Hi @viola! Thank you for contributing to the Go project and welcome.

viola commented 4 years ago

Hi @cagedmantis, good talking to you again! Please let me know if there is anything else I can elaborate on to help this issue move forward. PS. Go cubs go!

icholy commented 4 years ago

Related issue #40161

andrewloux commented 4 years ago

cc @FiloSottile 👋 Just doing a gentle nudge on this one 👀

andrewloux commented 4 years ago

Hello folks and apologies for the ping @FiloSottile @x1ddos. I just wanted to check in on this and see if we could move it forwards?

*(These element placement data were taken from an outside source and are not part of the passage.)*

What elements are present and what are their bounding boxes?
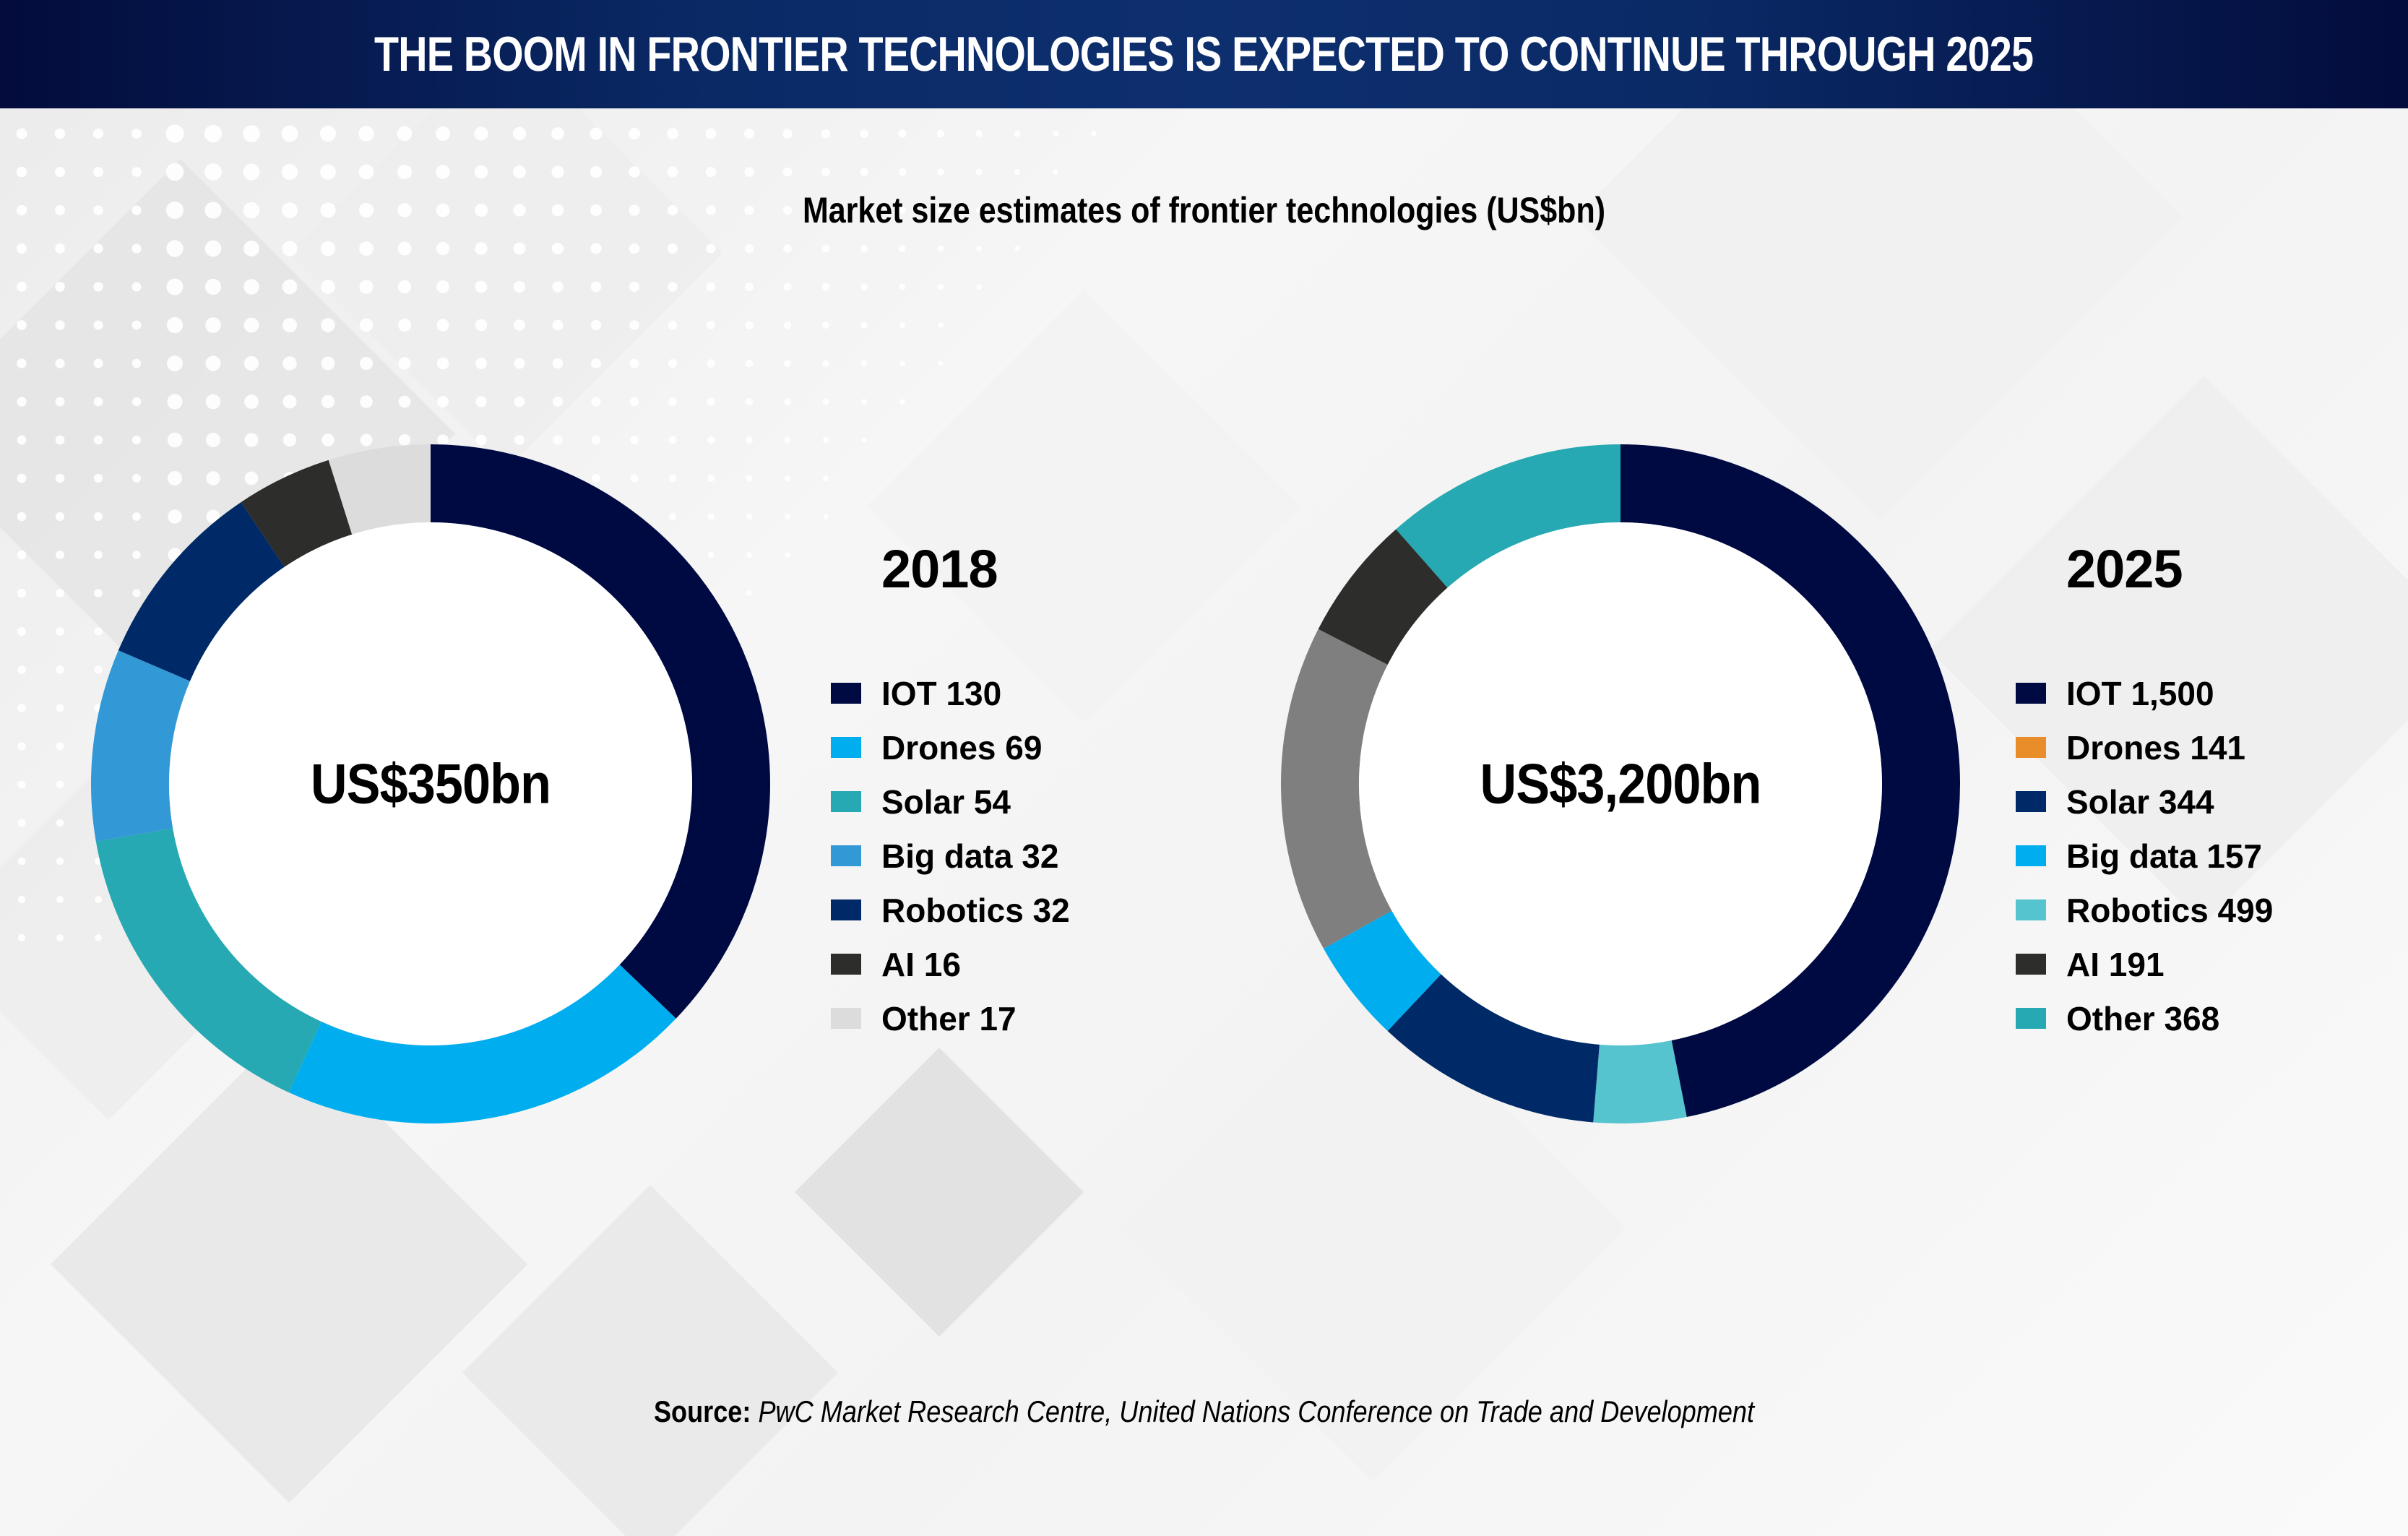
legend-swatch — [2016, 899, 2046, 920]
legend-swatch — [2016, 683, 2046, 704]
donut-2018-center-total: US$350bn — [310, 751, 551, 816]
legend-2025: 2025 IOT 1,500 Drones 141 Solar 344 Big dat… — [2016, 538, 2273, 1045]
legend-item: Robotics 32 — [831, 883, 1070, 937]
legend-swatch — [831, 791, 861, 812]
slice-2018-iot — [431, 444, 770, 1019]
source-note: Source: PwC Market Research Centre, Unit… — [168, 1394, 2239, 1429]
legend-item: AI 191 — [2016, 937, 2273, 991]
slice-2025-drones — [1593, 1040, 1687, 1123]
legend-item: Robotics 499 — [2016, 883, 2273, 937]
legend-label: Other 368 — [2066, 999, 2220, 1037]
legend-item: IOT 130 — [831, 666, 1070, 720]
legend-item: AI 16 — [831, 937, 1070, 991]
legend-label: AI 191 — [2066, 945, 2165, 983]
legend-label: IOT 130 — [881, 674, 1002, 712]
donut-2025-center-total: US$3,200bn — [1480, 751, 1762, 816]
slice-2025-other — [1396, 444, 1621, 588]
legend-swatch — [831, 954, 861, 975]
legend-swatch — [2016, 845, 2046, 866]
slice-2025-robotics — [1281, 629, 1392, 949]
legend-swatch — [831, 1008, 861, 1029]
legend-label: Drones 69 — [881, 728, 1043, 767]
legend-2025-year: 2025 — [2066, 539, 2183, 599]
legend-2018-year: 2018 — [881, 539, 998, 599]
legend-label: Big data 157 — [2066, 837, 2262, 875]
legend-swatch — [2016, 1008, 2046, 1029]
legend-label: Solar 54 — [881, 782, 1011, 821]
legend-label: Robotics 499 — [2066, 891, 2274, 929]
legend-swatch — [2016, 791, 2046, 812]
chart-subtitle: Market size estimates of frontier techno… — [802, 190, 1606, 230]
legend-item: Other 368 — [2016, 991, 2273, 1045]
legend-swatch — [2016, 737, 2046, 758]
legend-swatch — [831, 845, 861, 866]
legend-item: Drones 141 — [2016, 720, 2273, 775]
legend-2018: 2018 IOT 130 Drones 69 Solar 54 Big data 32… — [831, 538, 1070, 1045]
legend-item: Big data 32 — [831, 829, 1070, 883]
donut-2025-hole — [1359, 522, 1882, 1045]
source-text: PwC Market Research Centre, United Natio… — [751, 1394, 1755, 1428]
legend-label: Drones 141 — [2066, 728, 2246, 767]
slice-2025-ai — [1318, 529, 1448, 665]
legend-swatch — [831, 683, 861, 704]
source-lead: Source: — [653, 1394, 751, 1428]
legend-label: Big data 32 — [881, 837, 1059, 875]
legend-label: Robotics 32 — [881, 891, 1070, 929]
legend-swatch — [831, 899, 861, 920]
slice-2025-iot — [1621, 444, 1961, 1117]
legend-label: AI 16 — [881, 945, 961, 983]
legend-item: Drones 69 — [831, 720, 1070, 775]
legend-item: Big data 157 — [2016, 829, 2273, 883]
legend-swatch — [2016, 954, 2046, 975]
header-banner: THE BOOM IN FRONTIER TECHNOLOGIES IS EXP… — [0, 0, 2408, 108]
legend-label: Solar 344 — [2066, 782, 2214, 821]
legend-item: Solar 54 — [831, 775, 1070, 829]
page-title: THE BOOM IN FRONTIER TECHNOLOGIES IS EXP… — [374, 27, 2034, 82]
legend-item: Solar 344 — [2016, 775, 2273, 829]
legend-swatch — [831, 737, 861, 758]
legend-label: Other 17 — [881, 999, 1017, 1037]
legend-item: Other 17 — [831, 991, 1070, 1045]
legend-item: IOT 1,500 — [2016, 666, 2273, 720]
legend-label: IOT 1,500 — [2066, 674, 2214, 712]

The PR that fixes this is ready for review: https://github.com/golang/crypto/pull/149

Please do let me know if there's anything I can do to help trudge this along.

alicethorne-ab commented 4 years ago

Hi all. I'm a developer at @1password and we're currently experiencing this exact issue with the library. It'd be a great help if we could get golang/crypto#149 moved along and merged before the upcoming code freeze. Please let me know if any testing is needed to assist with that.

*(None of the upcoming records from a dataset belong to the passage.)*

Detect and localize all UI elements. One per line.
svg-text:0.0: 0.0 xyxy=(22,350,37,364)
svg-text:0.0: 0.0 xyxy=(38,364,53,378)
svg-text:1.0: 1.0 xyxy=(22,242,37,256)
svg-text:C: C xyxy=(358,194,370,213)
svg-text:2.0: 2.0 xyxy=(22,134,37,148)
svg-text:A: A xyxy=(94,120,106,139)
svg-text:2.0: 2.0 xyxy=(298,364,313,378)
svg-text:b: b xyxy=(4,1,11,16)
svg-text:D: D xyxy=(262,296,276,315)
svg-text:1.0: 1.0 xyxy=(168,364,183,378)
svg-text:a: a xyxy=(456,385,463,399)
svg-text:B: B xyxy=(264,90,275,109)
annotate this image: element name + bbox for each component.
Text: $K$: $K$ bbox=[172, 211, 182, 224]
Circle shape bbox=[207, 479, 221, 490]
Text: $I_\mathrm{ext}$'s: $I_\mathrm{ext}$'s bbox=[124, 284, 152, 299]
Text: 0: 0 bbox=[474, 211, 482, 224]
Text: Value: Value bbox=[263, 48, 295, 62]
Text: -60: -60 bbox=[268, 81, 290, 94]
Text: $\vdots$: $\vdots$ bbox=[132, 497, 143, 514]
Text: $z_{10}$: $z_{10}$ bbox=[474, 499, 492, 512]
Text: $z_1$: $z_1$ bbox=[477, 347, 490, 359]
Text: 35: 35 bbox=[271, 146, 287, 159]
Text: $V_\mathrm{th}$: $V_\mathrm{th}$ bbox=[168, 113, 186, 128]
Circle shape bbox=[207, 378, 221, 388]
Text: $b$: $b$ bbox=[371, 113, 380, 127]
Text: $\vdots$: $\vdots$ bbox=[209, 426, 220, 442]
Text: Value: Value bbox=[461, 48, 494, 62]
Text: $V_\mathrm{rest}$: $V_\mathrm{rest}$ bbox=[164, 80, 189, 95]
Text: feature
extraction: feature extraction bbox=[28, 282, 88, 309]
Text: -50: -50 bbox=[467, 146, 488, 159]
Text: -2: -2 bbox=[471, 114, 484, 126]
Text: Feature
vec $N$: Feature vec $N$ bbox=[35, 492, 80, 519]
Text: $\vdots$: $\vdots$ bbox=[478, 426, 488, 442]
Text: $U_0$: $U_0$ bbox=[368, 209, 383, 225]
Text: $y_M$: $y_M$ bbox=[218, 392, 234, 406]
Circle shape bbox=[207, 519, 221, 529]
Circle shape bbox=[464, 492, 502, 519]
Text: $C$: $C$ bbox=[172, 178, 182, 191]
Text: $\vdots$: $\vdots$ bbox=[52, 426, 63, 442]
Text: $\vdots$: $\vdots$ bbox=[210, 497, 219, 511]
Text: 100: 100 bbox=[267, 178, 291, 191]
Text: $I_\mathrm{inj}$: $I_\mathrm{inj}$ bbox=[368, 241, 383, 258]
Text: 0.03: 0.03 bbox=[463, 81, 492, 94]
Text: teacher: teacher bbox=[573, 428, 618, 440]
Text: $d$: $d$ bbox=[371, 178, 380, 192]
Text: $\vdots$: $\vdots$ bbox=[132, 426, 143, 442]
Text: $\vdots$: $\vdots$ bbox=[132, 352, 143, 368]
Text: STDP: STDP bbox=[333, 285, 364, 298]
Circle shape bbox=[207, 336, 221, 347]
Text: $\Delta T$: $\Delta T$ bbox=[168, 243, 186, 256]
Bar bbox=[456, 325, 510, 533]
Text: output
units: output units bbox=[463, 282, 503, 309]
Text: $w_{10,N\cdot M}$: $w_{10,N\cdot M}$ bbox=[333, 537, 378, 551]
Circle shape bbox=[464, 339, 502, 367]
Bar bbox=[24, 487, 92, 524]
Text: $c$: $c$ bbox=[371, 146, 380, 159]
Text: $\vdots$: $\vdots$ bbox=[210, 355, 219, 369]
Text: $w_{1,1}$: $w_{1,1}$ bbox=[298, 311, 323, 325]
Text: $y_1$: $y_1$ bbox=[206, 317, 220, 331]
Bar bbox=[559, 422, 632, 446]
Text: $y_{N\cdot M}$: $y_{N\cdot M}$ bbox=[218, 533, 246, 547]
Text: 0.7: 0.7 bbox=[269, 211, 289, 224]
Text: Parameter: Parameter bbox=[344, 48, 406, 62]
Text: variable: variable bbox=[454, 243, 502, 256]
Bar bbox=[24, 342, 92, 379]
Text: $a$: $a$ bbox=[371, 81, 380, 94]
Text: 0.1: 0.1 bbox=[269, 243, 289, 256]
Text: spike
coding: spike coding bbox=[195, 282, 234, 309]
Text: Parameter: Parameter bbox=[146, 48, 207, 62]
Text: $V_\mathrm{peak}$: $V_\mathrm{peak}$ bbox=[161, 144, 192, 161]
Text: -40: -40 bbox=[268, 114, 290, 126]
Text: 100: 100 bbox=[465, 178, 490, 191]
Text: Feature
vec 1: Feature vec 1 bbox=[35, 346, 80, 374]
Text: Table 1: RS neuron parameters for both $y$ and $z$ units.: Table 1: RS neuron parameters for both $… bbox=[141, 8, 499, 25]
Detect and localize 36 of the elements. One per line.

andrewloux commented 4 years ago

cc @FiloSottile if you have some time, would love to pick this one up. Especially since there is more interest now ☝️

ZhiminXiang commented 4 years ago

I also hit this issue. Could the fix be prioritized? :)

viola commented 4 years ago

@icholy @alicethorne-ab @ZhiminXiang thanks for letting me know you've hit the same issue. This farther validates that our golang/crypto#149 fix would be really nice to bring over to crypto. @FiloSottile @x1ddos @cagedmantis folks any eyes on that PR would be greatly appreciated! Please let me know if there is anything I can do to help. ❤️

ghost commented 4 years ago

I would love to see this fixed since 429 is being returned in a case where you will need to retry for days before it would succeed. That doesn't seem to match the purpose of 429.

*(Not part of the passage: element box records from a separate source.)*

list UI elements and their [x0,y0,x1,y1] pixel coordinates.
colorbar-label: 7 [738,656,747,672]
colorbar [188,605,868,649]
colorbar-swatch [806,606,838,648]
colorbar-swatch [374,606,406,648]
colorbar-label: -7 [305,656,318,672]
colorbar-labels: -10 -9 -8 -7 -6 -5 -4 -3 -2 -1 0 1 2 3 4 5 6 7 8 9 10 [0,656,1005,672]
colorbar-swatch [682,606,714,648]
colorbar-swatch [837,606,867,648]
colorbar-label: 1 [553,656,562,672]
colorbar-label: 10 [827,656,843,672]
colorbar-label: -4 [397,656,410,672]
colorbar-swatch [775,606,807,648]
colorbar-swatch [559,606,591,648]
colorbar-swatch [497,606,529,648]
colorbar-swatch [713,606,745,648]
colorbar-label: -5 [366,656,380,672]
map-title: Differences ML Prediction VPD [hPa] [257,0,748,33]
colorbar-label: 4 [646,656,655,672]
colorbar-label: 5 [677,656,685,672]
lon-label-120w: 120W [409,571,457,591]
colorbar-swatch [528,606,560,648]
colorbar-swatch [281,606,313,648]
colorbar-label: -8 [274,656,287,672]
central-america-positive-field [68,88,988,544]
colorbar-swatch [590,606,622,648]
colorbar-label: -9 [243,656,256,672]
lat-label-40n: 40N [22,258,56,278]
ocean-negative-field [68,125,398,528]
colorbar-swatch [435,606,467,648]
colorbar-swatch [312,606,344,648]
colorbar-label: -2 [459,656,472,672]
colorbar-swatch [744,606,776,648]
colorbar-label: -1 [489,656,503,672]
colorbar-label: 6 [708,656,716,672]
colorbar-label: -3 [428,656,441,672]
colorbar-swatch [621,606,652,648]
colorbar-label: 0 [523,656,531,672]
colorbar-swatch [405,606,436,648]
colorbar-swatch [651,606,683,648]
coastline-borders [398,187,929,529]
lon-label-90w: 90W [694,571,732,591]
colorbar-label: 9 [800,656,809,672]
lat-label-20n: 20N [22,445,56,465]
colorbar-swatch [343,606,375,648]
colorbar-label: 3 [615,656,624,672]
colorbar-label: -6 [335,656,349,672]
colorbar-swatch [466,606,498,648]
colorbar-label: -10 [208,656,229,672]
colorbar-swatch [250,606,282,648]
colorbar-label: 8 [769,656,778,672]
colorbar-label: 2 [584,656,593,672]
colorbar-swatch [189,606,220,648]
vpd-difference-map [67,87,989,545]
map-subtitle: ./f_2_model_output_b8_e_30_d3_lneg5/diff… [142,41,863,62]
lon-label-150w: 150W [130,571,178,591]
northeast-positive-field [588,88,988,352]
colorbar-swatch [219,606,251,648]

rolandshoemaker commented 4 years ago

Hey @viola, sorry it has taken so long to address this. I agree this isn't the correct behavior, as far as I am aware there is only one class of 429 returned from most ACME servers that is likely to be retry-able in the short term (an overall req/s limit). Rather than expanding the API surface of the client I think it makes sense to just remove the behavior of retrying on 429 responses in general.

gopherbot commented 4 years ago

Change https://golang.org/cl/272927 mentions this issue: x/crypto/acme: only retry GET requests on 429

viola commented 4 years ago

@rolandshoemaker thank you so much for looking into it for me! While https://golang.org/cl/272927 will address my original issue with retrying on 429 in AuthorizeOrder that uses post I still think there is a value in my proposed extension for the api. Mainly ability for the caller to control what to retry on if desired or needed. Given that https://github.com/golang/crypto/pull/149 is not a breaking change would you still consider it? Once again, thank you for taking the time to review my issue and PR! <3

rolandshoemaker commented 4 years ago

Typically when we extend the public API of a package we go through a proposal process before moving to a CL as once the API is landed it becomes much harder to make any changes (although less so for x/ packages, it is still something we want to follow). If you could write up the proposed API for this change in this issue it would help clear up a few things. It doesn't need to be super detailed, just what the public methods would look like, and what the use case is.

In particular I'd be interested in what you see the use cases for this API would be, beyond the initial 429 one.